The mortgages in the above example are still in the seller's name, but
I make the payments directly to the bank.
Why would the Sellers, sell me the property and leave the mortgages in
his name? The Seller was motivated, and I offered him the best solution he
had available to him at the time.
How can you buy a house 'Subject To' with the due on sale clause in the
mortgages? Simple, the due on sale clause says that the lender may call
the loan due; it does not say they will.
The due on sale clause came about in the late 1970's and 1980's when
the interest rates were rising. Interest rates had gotten so high, that
many people started assuming mortgages with lower interest rates then what
they could get from the banks. The banking industry figured out that their
toughest competitors were their own, lower interest rate loans. So they
came up with the due on sale clause. However, they had enough foresight to
figure out that if interest rates were lower in the future, then they
would be better off letting the old, higher interest rate loans in
place.
Every once in a great while, a bank will try to enforce the due on sale
clause when the title has transferred, but I have never heard of one going
all the way through foreclosure. I have never had it happen to me, and I
have never talked to anyone that has had it happen to them. As long as you
keep making the mortgage payments on time, why would the banks want to
call them due, just because title was transferred? They wouldn't.

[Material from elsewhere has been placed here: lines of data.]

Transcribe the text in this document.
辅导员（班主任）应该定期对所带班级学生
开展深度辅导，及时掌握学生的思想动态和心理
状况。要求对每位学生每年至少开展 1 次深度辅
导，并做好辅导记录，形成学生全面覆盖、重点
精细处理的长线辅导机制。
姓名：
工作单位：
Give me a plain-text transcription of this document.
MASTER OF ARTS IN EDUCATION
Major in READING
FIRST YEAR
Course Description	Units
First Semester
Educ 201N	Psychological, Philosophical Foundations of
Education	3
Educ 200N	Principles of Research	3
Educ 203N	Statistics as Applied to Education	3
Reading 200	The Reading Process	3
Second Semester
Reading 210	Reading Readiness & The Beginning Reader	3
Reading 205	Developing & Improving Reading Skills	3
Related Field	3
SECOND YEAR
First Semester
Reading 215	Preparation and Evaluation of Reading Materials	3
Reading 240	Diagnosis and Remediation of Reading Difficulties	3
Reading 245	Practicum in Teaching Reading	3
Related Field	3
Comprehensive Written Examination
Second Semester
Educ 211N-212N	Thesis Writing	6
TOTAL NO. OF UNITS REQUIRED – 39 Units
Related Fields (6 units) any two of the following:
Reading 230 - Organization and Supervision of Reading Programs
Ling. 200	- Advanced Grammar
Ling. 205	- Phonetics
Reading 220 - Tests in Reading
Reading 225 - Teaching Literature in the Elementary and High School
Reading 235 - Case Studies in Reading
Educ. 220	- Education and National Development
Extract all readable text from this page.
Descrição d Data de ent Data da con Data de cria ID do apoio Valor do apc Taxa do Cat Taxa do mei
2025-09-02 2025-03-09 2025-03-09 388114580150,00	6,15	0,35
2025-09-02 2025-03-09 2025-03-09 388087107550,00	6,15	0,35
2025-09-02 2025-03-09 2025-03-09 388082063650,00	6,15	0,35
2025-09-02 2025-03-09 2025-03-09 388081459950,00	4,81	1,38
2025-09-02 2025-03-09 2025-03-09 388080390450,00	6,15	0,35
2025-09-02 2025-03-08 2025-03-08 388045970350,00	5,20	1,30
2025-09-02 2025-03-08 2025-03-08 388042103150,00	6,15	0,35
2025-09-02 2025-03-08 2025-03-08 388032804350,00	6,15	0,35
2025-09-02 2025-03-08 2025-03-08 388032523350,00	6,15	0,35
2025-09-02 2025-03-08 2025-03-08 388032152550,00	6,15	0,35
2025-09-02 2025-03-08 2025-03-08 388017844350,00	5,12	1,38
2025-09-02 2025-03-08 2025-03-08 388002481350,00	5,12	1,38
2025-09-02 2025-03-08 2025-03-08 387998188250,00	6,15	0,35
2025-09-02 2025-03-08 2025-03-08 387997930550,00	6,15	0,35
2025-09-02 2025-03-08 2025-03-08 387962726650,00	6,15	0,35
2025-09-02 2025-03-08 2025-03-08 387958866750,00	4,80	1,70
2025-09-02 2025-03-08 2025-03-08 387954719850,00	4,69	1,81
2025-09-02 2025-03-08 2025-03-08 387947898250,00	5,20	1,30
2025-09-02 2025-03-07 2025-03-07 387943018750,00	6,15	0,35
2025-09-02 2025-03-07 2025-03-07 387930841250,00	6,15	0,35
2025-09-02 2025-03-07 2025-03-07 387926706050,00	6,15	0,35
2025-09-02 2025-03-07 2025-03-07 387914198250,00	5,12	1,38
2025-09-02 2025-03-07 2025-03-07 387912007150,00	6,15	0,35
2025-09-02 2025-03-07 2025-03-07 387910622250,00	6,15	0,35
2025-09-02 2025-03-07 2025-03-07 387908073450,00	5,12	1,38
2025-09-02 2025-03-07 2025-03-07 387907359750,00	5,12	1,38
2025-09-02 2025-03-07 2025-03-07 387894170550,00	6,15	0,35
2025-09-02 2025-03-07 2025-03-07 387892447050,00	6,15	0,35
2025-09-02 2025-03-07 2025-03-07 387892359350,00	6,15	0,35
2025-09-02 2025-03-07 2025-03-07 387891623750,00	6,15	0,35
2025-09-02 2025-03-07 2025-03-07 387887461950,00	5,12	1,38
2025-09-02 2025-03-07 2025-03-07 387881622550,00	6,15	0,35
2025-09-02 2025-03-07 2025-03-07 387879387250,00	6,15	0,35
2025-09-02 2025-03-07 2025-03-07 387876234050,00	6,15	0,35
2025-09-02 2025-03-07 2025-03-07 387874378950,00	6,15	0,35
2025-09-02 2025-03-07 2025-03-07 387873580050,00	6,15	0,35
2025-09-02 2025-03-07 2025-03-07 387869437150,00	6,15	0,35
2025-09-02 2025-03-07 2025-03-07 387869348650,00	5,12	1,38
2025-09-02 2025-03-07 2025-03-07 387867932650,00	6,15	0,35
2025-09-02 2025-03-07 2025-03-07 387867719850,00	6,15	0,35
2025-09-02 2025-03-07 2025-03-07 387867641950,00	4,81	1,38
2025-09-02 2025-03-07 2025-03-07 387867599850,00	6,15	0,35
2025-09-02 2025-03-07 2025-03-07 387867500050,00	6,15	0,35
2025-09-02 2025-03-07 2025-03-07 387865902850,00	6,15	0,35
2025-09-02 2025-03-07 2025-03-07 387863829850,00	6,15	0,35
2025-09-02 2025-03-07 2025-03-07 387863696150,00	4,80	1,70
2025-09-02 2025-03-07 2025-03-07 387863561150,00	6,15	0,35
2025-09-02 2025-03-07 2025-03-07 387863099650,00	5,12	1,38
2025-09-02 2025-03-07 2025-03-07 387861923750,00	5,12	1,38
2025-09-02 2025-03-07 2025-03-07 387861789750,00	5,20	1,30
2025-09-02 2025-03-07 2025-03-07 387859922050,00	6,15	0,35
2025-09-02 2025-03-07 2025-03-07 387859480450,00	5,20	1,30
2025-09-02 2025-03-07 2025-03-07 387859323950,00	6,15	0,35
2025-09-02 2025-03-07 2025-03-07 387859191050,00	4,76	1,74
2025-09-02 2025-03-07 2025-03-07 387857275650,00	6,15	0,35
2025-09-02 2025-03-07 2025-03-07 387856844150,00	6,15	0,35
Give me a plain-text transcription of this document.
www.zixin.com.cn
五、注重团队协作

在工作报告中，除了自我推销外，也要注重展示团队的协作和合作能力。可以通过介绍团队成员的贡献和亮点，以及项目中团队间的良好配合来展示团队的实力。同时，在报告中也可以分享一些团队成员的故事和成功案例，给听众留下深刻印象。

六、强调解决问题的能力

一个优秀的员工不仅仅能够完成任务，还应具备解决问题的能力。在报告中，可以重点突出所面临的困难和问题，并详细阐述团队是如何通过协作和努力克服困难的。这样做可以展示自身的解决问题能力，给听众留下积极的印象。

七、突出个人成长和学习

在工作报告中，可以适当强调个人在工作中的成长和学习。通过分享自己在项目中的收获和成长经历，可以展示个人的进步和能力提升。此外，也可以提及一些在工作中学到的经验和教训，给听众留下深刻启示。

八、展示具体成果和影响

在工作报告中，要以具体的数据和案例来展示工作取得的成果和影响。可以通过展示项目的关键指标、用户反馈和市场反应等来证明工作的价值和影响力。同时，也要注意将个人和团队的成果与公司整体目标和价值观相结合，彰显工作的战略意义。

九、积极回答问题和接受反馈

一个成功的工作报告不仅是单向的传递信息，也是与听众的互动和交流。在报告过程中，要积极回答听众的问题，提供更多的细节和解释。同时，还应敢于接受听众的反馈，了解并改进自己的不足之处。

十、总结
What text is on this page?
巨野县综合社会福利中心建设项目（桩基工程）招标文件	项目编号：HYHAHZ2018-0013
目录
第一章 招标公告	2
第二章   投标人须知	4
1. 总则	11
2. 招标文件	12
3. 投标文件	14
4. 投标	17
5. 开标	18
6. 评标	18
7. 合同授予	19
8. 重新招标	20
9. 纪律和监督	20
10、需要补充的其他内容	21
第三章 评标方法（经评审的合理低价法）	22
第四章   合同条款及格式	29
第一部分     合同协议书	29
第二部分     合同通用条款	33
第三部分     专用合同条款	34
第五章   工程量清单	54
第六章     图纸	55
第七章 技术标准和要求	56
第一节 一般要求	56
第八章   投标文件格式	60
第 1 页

In fact, most of the time, when I am talking to the banks about the
loans that are in someone else names, they tell me, they are glad I got
involved with this property, because this is the first time since they
wrote the mortgage, that the payments are actually being paid on time,
every month.
The other benefit to the sellers is that I actually increase their
credit scores.
One of my favorite reasons for buying houses 'Subject To' is that my
name is not on the mortgages. Heck, my name is not even on the deed. I put
every house in a land trust. We will discuss Land Trusts in one of the
next few articles. As far as the rest of the world is concerned, I don't
own anything, but I do control a lot.
'Subject To' seems to be a complicated subject, but it is not as
complicated as most people make it out to be. There are a few more forms
needed when buying a house subject to the existing mortgage. And we will
be talking a lot about this subject in future articles.